Methods: Patients with clinically established diagnosis of PD underwent clinical evaluation through validated clinical scales (MDS-UPDRS, NMSS, MoCA, WOQ, QUIP, UDysRS). CSF inflammatory (YKL-40, TREM-2) and neurodegeneration (A-Beta42 and 40, t-Tau, p-Tau, NfL, Neurogranin, alpha-synuclein) biomarkers were analyzed.

Results: 95 PD patients were recruited, among whom 43 were younger than 66 years old, and 52 older. Age strongly correlated with neurofilament CSF levels, both light and heavy chain, with YKL-40 and with tau species. Younger and older patients showed different biomarker profiles. Younger patients showed significantly lower levels of inflammatory molecules (YKL-40), of degeneration biomarkers (tau species, neurofilament light and heavy chains), independently from disease duration. Clinically, younger patients had better scores at MDS-UPDRS parts I and III and were more prone to develop motor fluctuations and impulse control disorders.
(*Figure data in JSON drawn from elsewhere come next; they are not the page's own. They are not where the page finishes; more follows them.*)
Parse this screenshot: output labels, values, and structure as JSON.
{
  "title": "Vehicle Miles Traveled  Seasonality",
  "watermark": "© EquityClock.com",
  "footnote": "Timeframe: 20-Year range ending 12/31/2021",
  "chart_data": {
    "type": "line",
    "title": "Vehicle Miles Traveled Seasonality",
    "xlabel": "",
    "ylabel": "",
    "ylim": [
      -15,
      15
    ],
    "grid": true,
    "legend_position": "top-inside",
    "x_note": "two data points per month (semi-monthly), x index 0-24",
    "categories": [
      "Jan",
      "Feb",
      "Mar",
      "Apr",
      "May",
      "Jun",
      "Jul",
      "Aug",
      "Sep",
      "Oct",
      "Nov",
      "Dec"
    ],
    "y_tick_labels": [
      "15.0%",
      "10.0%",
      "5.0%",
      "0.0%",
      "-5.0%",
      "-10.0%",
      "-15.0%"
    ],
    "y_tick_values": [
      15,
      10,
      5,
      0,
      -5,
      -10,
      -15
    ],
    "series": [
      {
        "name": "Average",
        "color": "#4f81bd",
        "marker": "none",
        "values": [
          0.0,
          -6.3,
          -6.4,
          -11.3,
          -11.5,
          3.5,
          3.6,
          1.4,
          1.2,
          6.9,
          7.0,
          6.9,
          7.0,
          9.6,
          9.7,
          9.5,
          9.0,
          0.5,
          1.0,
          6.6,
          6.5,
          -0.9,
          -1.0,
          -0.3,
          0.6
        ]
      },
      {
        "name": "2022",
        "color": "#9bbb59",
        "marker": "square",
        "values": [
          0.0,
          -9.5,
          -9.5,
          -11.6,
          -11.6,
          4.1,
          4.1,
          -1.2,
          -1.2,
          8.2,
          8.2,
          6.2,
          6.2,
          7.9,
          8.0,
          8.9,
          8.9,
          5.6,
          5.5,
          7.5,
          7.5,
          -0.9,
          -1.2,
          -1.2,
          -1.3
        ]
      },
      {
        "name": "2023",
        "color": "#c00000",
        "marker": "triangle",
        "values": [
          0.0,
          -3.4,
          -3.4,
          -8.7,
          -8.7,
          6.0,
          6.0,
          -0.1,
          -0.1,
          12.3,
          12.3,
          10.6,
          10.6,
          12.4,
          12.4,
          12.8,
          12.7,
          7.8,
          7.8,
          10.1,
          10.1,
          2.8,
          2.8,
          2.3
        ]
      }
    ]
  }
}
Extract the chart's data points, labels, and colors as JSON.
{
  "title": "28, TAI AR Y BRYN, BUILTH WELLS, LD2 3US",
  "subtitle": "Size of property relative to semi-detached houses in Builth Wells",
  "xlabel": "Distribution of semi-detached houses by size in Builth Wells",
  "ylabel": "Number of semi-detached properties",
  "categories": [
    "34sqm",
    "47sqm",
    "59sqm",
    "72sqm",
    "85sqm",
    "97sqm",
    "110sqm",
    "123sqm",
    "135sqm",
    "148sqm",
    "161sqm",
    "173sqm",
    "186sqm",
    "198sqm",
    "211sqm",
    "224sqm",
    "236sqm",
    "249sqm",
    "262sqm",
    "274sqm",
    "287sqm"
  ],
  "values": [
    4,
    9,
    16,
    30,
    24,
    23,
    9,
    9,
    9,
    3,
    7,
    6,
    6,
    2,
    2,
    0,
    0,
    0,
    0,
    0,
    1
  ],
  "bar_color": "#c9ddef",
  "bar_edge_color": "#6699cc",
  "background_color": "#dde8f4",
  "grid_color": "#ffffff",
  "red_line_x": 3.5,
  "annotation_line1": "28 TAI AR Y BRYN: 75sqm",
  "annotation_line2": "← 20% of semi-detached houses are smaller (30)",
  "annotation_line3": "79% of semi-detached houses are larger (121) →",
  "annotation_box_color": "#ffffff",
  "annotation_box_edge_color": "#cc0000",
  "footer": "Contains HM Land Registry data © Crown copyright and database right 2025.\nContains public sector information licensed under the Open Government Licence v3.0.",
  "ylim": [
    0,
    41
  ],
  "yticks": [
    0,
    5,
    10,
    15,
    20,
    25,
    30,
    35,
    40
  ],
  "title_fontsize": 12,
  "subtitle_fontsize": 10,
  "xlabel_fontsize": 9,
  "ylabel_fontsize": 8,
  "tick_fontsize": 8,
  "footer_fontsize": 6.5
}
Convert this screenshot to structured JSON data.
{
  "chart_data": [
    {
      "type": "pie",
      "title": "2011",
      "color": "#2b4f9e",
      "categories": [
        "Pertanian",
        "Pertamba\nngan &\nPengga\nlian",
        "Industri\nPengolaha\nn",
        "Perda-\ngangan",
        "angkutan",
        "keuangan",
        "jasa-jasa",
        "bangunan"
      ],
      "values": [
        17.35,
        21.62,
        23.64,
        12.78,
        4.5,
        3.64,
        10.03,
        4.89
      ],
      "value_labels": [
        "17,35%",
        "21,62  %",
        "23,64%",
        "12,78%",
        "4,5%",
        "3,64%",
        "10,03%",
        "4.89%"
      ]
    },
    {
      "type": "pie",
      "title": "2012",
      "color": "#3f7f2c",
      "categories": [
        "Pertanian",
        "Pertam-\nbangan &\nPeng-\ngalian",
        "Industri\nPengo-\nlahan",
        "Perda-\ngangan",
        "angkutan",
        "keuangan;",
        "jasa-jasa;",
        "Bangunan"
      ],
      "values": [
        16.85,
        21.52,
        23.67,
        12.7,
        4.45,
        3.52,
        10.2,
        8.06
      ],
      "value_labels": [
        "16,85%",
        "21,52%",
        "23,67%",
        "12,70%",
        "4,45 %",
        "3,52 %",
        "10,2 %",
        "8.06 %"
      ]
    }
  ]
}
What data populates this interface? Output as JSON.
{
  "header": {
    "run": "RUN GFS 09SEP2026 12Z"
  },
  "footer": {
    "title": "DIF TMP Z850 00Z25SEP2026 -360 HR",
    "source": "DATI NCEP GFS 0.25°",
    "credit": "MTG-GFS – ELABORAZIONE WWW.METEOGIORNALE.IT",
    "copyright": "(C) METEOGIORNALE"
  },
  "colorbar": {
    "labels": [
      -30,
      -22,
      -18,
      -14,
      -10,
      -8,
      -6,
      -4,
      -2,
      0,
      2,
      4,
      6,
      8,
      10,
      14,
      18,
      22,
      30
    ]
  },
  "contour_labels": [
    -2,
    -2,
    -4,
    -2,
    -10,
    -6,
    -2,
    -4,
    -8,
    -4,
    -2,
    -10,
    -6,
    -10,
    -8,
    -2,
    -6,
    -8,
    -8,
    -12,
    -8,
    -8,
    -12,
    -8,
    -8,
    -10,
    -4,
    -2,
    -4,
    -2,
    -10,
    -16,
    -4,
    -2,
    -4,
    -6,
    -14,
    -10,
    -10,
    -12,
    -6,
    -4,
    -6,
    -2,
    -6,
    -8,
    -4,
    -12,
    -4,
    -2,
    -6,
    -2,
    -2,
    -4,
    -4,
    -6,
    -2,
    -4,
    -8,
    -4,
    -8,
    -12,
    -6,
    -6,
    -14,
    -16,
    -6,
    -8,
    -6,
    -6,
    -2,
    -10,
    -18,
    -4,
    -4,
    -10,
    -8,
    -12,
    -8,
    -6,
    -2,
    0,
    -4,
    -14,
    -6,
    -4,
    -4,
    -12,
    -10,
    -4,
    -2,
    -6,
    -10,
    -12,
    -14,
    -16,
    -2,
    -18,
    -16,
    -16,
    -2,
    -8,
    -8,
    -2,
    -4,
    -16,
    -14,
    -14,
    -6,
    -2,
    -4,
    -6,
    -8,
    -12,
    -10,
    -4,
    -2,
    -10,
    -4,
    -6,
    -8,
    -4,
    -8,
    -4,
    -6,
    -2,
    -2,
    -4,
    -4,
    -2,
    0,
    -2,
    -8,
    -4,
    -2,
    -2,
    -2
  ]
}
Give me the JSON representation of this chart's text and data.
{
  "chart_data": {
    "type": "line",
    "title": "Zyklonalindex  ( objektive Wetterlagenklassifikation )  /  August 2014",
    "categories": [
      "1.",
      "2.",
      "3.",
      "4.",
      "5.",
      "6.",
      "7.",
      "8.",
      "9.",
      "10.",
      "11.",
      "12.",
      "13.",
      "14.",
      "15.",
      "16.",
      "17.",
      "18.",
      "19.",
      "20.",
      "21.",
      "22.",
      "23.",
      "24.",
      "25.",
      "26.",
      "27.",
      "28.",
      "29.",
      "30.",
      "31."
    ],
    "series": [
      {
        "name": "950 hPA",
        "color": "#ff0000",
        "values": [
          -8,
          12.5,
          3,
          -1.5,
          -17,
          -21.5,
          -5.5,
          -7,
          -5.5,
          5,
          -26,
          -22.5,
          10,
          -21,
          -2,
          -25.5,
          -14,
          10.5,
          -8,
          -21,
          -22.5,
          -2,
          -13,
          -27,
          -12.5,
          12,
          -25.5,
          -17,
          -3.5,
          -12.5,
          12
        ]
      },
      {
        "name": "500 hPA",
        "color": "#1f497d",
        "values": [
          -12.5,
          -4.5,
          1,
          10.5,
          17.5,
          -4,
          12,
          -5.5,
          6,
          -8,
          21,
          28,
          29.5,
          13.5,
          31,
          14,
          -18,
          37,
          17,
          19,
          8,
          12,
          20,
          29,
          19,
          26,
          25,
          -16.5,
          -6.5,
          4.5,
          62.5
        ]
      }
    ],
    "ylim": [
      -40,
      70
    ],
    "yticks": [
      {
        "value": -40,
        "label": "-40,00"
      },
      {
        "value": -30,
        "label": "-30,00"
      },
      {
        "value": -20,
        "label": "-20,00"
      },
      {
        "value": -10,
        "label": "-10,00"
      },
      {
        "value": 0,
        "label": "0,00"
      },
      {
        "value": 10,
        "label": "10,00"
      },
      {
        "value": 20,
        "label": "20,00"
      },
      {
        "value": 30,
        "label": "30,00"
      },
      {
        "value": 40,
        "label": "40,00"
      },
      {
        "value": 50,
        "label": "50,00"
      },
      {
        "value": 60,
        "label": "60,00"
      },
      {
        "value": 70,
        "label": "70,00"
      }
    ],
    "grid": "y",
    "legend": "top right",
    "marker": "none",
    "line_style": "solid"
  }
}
Conclusions: Our data support the hypothesis that PD has different underlying biological features in younger and older subjects. Older subjects may have a broader spectrum of disease mechanisms, reflected in the higher prevalence of amyloid pathology and neurodegeneration, which could underlie the worse cognitive performances and lower dyskinesia burden. They could therefore necessitate a wider array of treatment strategies along with dopaminergic supplementation. Consequently, some of these biomarkers hold promise in refining treatment approaches in PD.